= Interactive television (narrative technique) =

Pretense that television characters interact directly with viewers

Interactive television or interactive TV, sometimes also called pseudo-interactive television to distinguish it from technologically enabled interactive television, is a narrative technique used in television programs to give the viewing audience the impression that they can interact with the on-screen characters, while in actuality they cannot. This narrative technique is often used in children's television. It is a simulated form of audience participation. When employed, characters will often break the fourth wall and ask the viewers to give them advice or the solution to a problem. Characters typically provide a short period of time for the viewers to react, and then proceed as though the viewers have given them the correct answer.

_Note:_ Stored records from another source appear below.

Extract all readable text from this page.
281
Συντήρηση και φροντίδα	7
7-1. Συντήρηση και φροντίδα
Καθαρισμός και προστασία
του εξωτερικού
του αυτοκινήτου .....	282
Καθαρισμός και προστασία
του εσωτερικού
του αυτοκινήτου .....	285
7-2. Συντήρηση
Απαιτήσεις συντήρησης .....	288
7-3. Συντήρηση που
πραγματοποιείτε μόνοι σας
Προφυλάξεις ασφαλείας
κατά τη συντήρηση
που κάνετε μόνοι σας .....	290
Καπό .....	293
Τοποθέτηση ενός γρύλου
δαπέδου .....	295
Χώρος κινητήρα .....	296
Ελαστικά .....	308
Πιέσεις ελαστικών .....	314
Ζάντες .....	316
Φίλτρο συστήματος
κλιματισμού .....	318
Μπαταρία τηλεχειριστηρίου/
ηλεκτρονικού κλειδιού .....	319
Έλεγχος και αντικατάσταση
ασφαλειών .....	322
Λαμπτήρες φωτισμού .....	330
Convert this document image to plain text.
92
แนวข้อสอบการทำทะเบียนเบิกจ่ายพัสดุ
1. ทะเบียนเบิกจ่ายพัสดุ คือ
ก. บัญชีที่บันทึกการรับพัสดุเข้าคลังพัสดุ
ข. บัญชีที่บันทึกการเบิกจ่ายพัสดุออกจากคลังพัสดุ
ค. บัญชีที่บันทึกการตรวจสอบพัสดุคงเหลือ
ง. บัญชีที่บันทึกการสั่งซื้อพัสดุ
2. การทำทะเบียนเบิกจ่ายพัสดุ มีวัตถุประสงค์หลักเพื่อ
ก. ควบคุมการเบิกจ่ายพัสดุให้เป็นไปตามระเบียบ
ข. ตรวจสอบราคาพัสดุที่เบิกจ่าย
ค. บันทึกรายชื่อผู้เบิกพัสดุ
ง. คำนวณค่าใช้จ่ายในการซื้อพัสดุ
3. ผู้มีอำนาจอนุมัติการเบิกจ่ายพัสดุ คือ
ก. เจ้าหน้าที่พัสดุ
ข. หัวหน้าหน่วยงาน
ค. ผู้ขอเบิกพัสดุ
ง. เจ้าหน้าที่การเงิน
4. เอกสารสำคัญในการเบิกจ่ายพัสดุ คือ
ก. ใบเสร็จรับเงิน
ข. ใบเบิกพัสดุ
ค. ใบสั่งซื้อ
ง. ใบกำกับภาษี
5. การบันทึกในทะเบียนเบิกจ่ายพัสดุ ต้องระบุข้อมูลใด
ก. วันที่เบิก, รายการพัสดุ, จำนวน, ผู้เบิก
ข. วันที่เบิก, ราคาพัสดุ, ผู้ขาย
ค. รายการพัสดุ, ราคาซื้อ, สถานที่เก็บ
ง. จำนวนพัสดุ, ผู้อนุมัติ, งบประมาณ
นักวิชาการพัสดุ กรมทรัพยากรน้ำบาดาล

== Examples and history ==

=== Winky Dink and You ===

Airing 1953 to 1957, the Winky Dink and You program was perhaps the first interactive TV show. The central gimmick of the show, praised by Microsoft mogul Bill Gates as "the first interactive TV show", was the use of a "magic drawing screen"—a piece of vinyl plastic that stuck to the television screen via static electricity. A kit containing the screen and various Winky Dink crayons could be purchased for 50 cents. At a climactic scene in every Winky Dink short film, Winky would arrive on a scene that contained a connect-the-dots picture that could be navigated only with the help of viewers. Winky Dink then would prompt the children at home to complete the picture, and the finished result would help him continue the story. Examples included drawing a bridge to cross a river, using an axe to chop down a tree, or creating a cage to trap a dangerous lion. Another use of the interactive screen was to decode messages. An image would be displayed, showing only the vertical lines of the letters of the secret message. Viewers would then quickly trace onto their magic screen, and a second image would display the horizontal lines, completing the text. A final use of the screen was to create the outline of a character with whom Jack Barry would have a conversation. It would seem meaningless to viewers without the screen, further encouraging its purchase.

=== Blue's Clues ===

Premiering in 1996, Blue's Clues was perhaps the most influential interactive TV show. It used pauses that were "long enough to give the youngest time to think, short enough for the oldest not to get bored". The length of the pauses, which was estimated from formative research, gave children enough time to process the information and solve the problem. After pausing, child voice-overs provided the answers so that they were given to children who had not come up with the solution and helped encourage viewer participation. Researcher Alisha M. Crawley and her colleagues stated that although earlier programs sometimes invited overt audience participation, Blue's Clues was "unique in making overt involvement a systematic research-based design element". In 2004, Daniel Anderson said that Blue's Clues "raised the bar" for educational television; he and Variety reported that audience participation became an important part of other educational preschool TV programs such as Dora the Explorer and Sesame Street.